Amorim, lui, a hérité d'un effectif taillé pour le pressing vertical de son prédécesseur Erik ten Hag, pas nécessairement pour le 3-4-3 qu'il a imposé à Sporting CP. Les premiers mois du Portugais à Old Trafford ont confirmé ce que beaucoup pressentaient : la greffe prendra du temps, et le prochain mercato estival est probablement le plus important depuis l'ère Sir Alex Ferguson en termes d'impact sur l'identité footballistique du club. Rater une cible prioritaire au profit de City, c'est retarder cette reconstruction d'une fenêtre supplémentaire.

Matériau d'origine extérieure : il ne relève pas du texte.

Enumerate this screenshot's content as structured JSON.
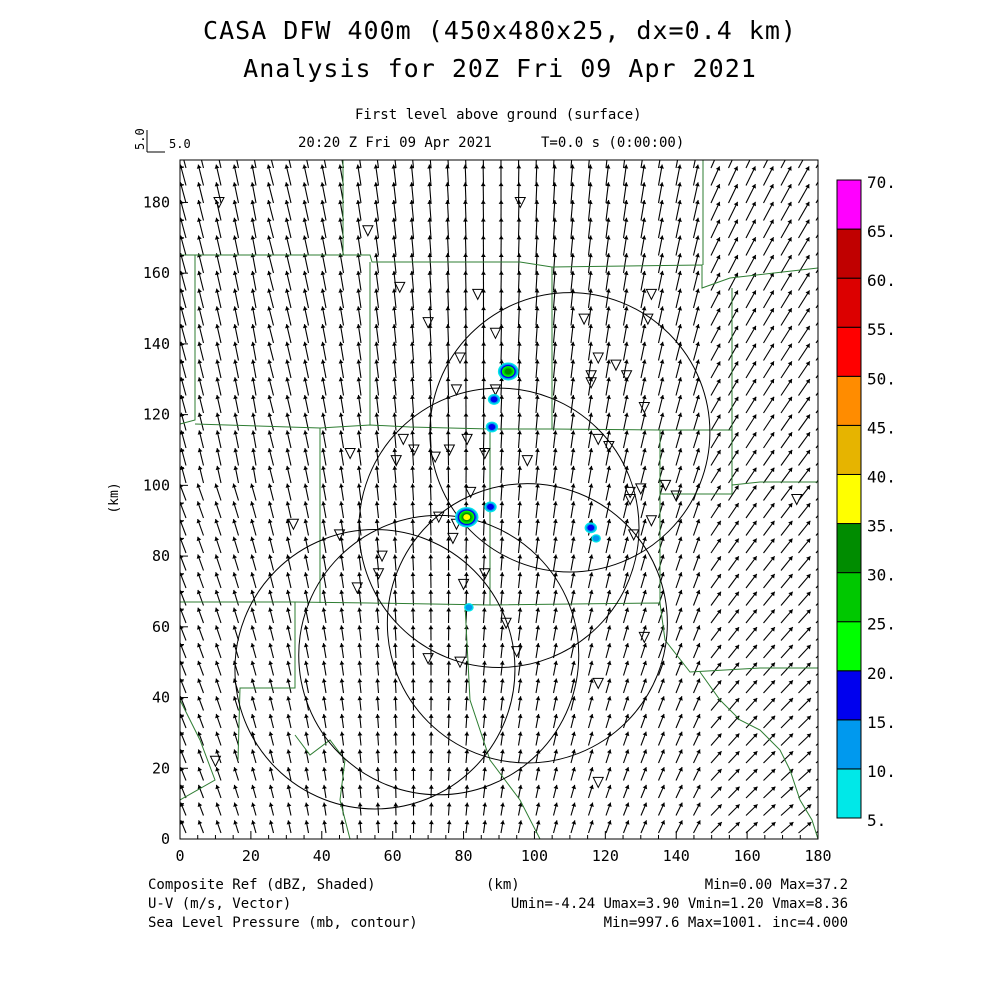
{
  "header": {
    "title": "CASA DFW 400m (450x480x25, dx=0.4 km)",
    "subtitle": "Analysis for 20Z Fri 09 Apr 2021",
    "level": "First level above ground (surface)",
    "valid_time": "20:20 Z Fri 09 Apr 2021",
    "time_step": "T=0.0 s (0:00:00)",
    "vector_scale_label": "5.0"
  },
  "footer": {
    "field1": "Composite Ref (dBZ, Shaded)",
    "field2": "U-V (m/s, Vector)",
    "field3": "Sea Level Pressure (mb, contour)",
    "xunit": "(km)",
    "stats1": "Min=0.00 Max=37.2",
    "stats2": "Umin=-4.24 Umax=3.90 Vmin=1.20 Vmax=8.36",
    "stats3": "Min=997.6 Max=1001. inc=4.000"
  },
  "chart_data": {
    "type": "heatmap",
    "xlabel": "(km)",
    "ylabel": "(km)",
    "xlim": [
      0,
      180
    ],
    "ylim": [
      0,
      192
    ],
    "xticks": [
      "0",
      "20",
      "40",
      "60",
      "80",
      "100",
      "120",
      "140",
      "160",
      "180"
    ],
    "yticks": [
      "0",
      "20",
      "40",
      "60",
      "80",
      "100",
      "120",
      "140",
      "160",
      "180"
    ],
    "colorbar": {
      "levels": [
        "5.",
        "10.",
        "15.",
        "20.",
        "25.",
        "30.",
        "35.",
        "40.",
        "45.",
        "50.",
        "55.",
        "60.",
        "65.",
        "70."
      ],
      "colors": [
        "#00e8e8",
        "#0099ee",
        "#0000ee",
        "#00ff00",
        "#00c800",
        "#008c00",
        "#ffff00",
        "#e6b400",
        "#ff8c00",
        "#ff0000",
        "#dc0000",
        "#c00000",
        "#ff00ff"
      ]
    },
    "reflectivity_cells": [
      {
        "x": 92.6,
        "y": 132.2,
        "dbz": 30
      },
      {
        "x": 88.6,
        "y": 124.3,
        "dbz": 15
      },
      {
        "x": 88.0,
        "y": 116.5,
        "dbz": 15
      },
      {
        "x": 80.9,
        "y": 91.0,
        "dbz": 35
      },
      {
        "x": 87.6,
        "y": 93.9,
        "dbz": 15
      },
      {
        "x": 115.9,
        "y": 88.0,
        "dbz": 15
      },
      {
        "x": 117.4,
        "y": 85.0,
        "dbz": 10
      },
      {
        "x": 81.5,
        "y": 65.5,
        "dbz": 10
      }
    ],
    "radar_circles": [
      {
        "x": 110,
        "y": 115,
        "r_km": 39.5
      },
      {
        "x": 90,
        "y": 88,
        "r_km": 39.5
      },
      {
        "x": 98,
        "y": 61,
        "r_km": 39.5
      },
      {
        "x": 73,
        "y": 52,
        "r_km": 39.5
      },
      {
        "x": 55,
        "y": 48,
        "r_km": 39.5
      }
    ],
    "stations": [
      [
        11,
        180
      ],
      [
        53,
        172
      ],
      [
        96,
        180
      ],
      [
        62,
        156
      ],
      [
        70,
        146
      ],
      [
        84,
        154
      ],
      [
        89,
        143
      ],
      [
        114,
        147
      ],
      [
        133,
        154
      ],
      [
        132,
        147
      ],
      [
        79,
        136
      ],
      [
        89,
        127
      ],
      [
        78,
        127
      ],
      [
        81,
        113
      ],
      [
        86,
        109
      ],
      [
        76,
        110
      ],
      [
        72,
        108
      ],
      [
        63,
        113
      ],
      [
        61,
        107
      ],
      [
        48,
        109
      ],
      [
        66,
        110
      ],
      [
        82,
        98
      ],
      [
        98,
        107
      ],
      [
        116,
        129
      ],
      [
        118,
        113
      ],
      [
        121,
        111
      ],
      [
        118,
        136
      ],
      [
        116,
        131
      ],
      [
        123,
        134
      ],
      [
        126,
        131
      ],
      [
        131,
        122
      ],
      [
        127,
        98
      ],
      [
        130,
        99
      ],
      [
        127,
        96
      ],
      [
        137,
        100
      ],
      [
        133,
        90
      ],
      [
        140,
        97
      ],
      [
        128,
        86
      ],
      [
        174,
        96
      ],
      [
        78,
        89
      ],
      [
        77,
        85
      ],
      [
        57,
        80
      ],
      [
        73,
        91
      ],
      [
        56,
        75
      ],
      [
        45,
        86
      ],
      [
        50,
        71
      ],
      [
        32,
        89
      ],
      [
        80,
        72
      ],
      [
        86,
        75
      ],
      [
        92,
        61
      ],
      [
        95,
        53
      ],
      [
        118,
        44
      ],
      [
        131,
        57
      ],
      [
        70,
        51
      ],
      [
        79,
        50
      ],
      [
        10,
        22
      ],
      [
        118,
        16
      ]
    ]
  }
}
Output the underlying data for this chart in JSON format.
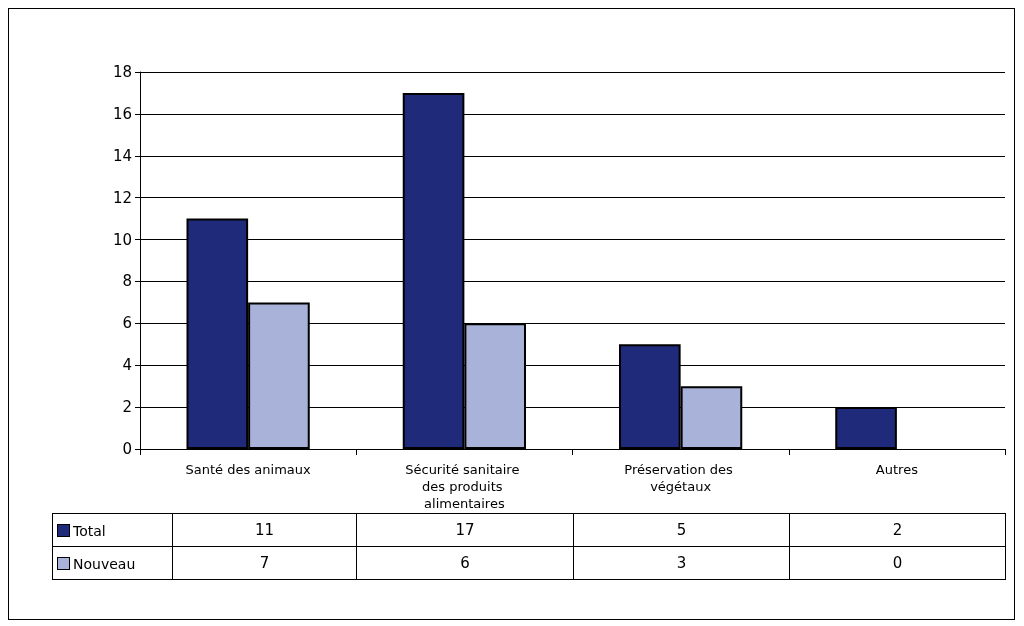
{
  "chart_data": {
    "type": "bar",
    "categories": [
      "Santé des animaux",
      "Sécurité sanitaire des produits alimentaires",
      "Préservation des végétaux",
      "Autres"
    ],
    "series": [
      {
        "name": "Total",
        "color": "#1f2a7a",
        "values": [
          11,
          17,
          5,
          2
        ]
      },
      {
        "name": "Nouveau",
        "color": "#a9b3d9",
        "values": [
          7,
          6,
          3,
          0
        ]
      }
    ],
    "ylim": [
      0,
      18
    ],
    "yticks": [
      0,
      2,
      4,
      6,
      8,
      10,
      12,
      14,
      16,
      18
    ],
    "grid": "y",
    "legend": "bottom",
    "data_labels": true
  }
}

Quelques données permettent de mesurer l'écart structurel entre les deux clubs à l'approche de cet été :
- 75 millions d'euros : montant avancé pour la première recrue estivale de Manchester City
- 6 titres de Premier League en 7 ans pour City, contre aucun pour United sur la même période
- 60 millions d'euros : coût de recrutement d'Erling Haaland en 2022, référence de l'efficacité mercato des Citizens
- Novembre 2024 : date d'intronisation de Ruben Amorim à Manchester United, dans un calendrier qui laisse peu de marge avant le mercato estival
La dynamique est implacable. City recrute tôt, bien, et souvent au nez des rivaux les plus directs. United réagit, comble, tente de rattraper. Ce schéma se répète depuis une décennie avec une régularité qui, à elle seule, résume pourquoi les deux clubs ne jouent plus vraiment dans la même cour.
Reste une inconnue de taille : l'avenir de Pep Guardiola à la tête des Citizens. Si l'Espagnol venait à quitter l'Etihad Stadium à l'issue de la saison, la philosophie de recrutement mise en place depuis 2016 serait-elle maintenue par son successeur ? La question mérite d'être posée, car une partie de la machine City repose sur l'adéquation parfaite entre les demandes du staff technique et les décisions de la direction sportive. Ce transfert à 75 millions d'euros sera donc aussi un révélateur : celui d'une institution capable de performer au mercato indépendamment des turbulences à venir, ou celui d'un dernier grand coup orchestré sous l'ère Guardiola avant un tournant historique. Manchester United, lui, n'aura pas le luxe de philosopher — il lui faudra trouver des réponses, vite, et ailleurs.